January 22, 2022

You have likely heard the term “filibuster” thrown around a lot over the last couple of weeks. It is a word that isn’t used much outside of D.C., but it is important to you as the resident of a small, rural state. 

The filibuster is a procedural tool used in the Senate to pump the brakes on a piece of legislation that the minority party finds troubling. It raises the threshold for passage of a bill to 60 votes as opposed to a simple majority of 50 votes. Use of the filibuster forces senators from both parties to reach a compromise on an issue. 

In order to form a more perfect union, our Founding Fathers gave us a government that filters the will of the majority through a deliberative process of amendment and debate. 

The filibuster was created to protect the voice of the minority – to make sure that one party did not have unilateral rule over every decision, and to slow down the process and force debate on important policy changes. 

The filibuster sets the Senate apart. In the House of Representatives, it is all about majority rule. The Founders intended the Senate to be the “cooling saucer” of the legislative branch – the body that paused and took time to consider how the majority’s actions would affect the minority. The filibuster is an important method to accomplish that. 

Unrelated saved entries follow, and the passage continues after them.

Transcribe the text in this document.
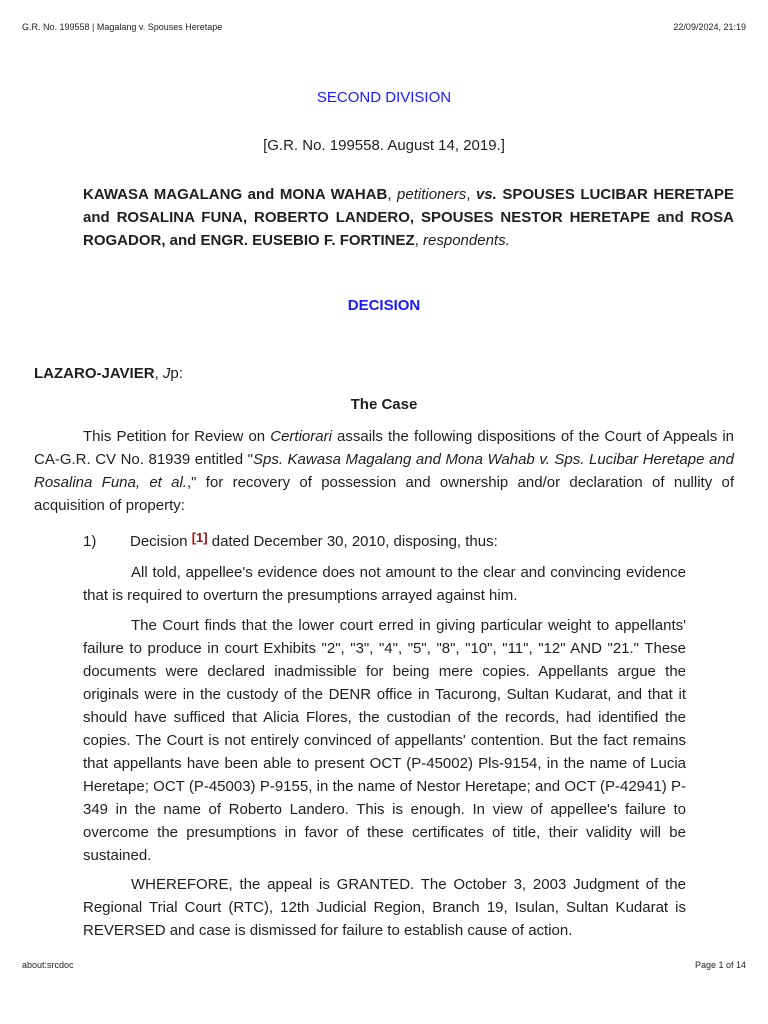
G.R. No. 199558 | Magalang v. Spouses Heretape	22/09/2024, 21:19
SECOND DIVISION
[G.R. No. 199558. August 14, 2019.]
KAWASA MAGALANG and MONA WAHAB, petitioners, vs. SPOUSES LUCIBAR HERETAPE and ROSALINA FUNA, ROBERTO LANDERO, SPOUSES NESTOR HERETAPE and ROSA ROGADOR, and ENGR. EUSEBIO F. FORTINEZ, respondents.
DECISION
LAZARO-JAVIER, Jp:
The Case

This Petition for Review on Certiorari assails the following dispositions of the Court of Appeals in CA-G.R. CV No. 81939 entitled "Sps. Kawasa Magalang and Mona Wahab v. Sps. Lucibar Heretape and Rosalina Funa, et al.," for recovery of possession and ownership and/or declaration of nullity of acquisition of property:

1) Decision [1] dated December 30, 2010, disposing, thus:

All told, appellee's evidence does not amount to the clear and convincing evidence that is required to overturn the presumptions arrayed against him.

The Court finds that the lower court erred in giving particular weight to appellants' failure to produce in court Exhibits "2", "3", "4", "5", "8", "10", "11", "12" AND "21." These documents were declared inadmissible for being mere copies. Appellants argue the originals were in the custody of the DENR office in Tacurong, Sultan Kudarat, and that it should have sufficed that Alicia Flores, the custodian of the records, had identified the copies. The Court is not entirely convinced of appellants' contention. But the fact remains that appellants have been able to present OCT (P-45002) Pls-9154, in the name of Lucia Heretape; OCT (P-45003) P-9155, in the name of Nestor Heretape; and OCT (P-42941) P-349 in the name of Roberto Landero. This is enough. In view of appellee's failure to overcome the presumptions in favor of these certificates of title, their validity will be sustained.

WHEREFORE, the appeal is GRANTED. The October 3, 2003 Judgment of the Regional Trial Court (RTC), 12th Judicial Region, Branch 19, Isulan, Sultan Kudarat is REVERSED and case is dismissed for failure to establish cause of action.

about:srcdoc	Page 1 of 14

Simply put, the filibuster gives the party not in power a voice to speak for forgotten Americans and for small states like Wyoming. Democrats have relied on the filibuster heavily in years they were in the minority, as have Republicans. However, it’s shocking to me that Democrats have so dramatically changed their tune on the filibuster. 

Our country is divided right now. If we want a more perfect union than we have today, we need more compromise, not less. This is why we have institutional norms, like the filibuster. When one party starts tearing up norms to achieve a partisan goal, they might gain in the short term, but they do irreversible, lasting damage to our institutions. 

Our Founders understood that the ends do not always justify the means. That’s why we have the separation of powers, two chambers of Congress, and the Bill of Rights. 

Right now, we need to choose the harder right over the easier wrong. Compromise is hard, but the American people have placed a great deal of faith in each of us to get it done. 

I have faith in us, as well. We need to protect our institutions. We need to protect the filibuster, and with the help of Senators Joe Manchin and Kyrsten Sinema this week, we protected the voice of the minority in the Senate.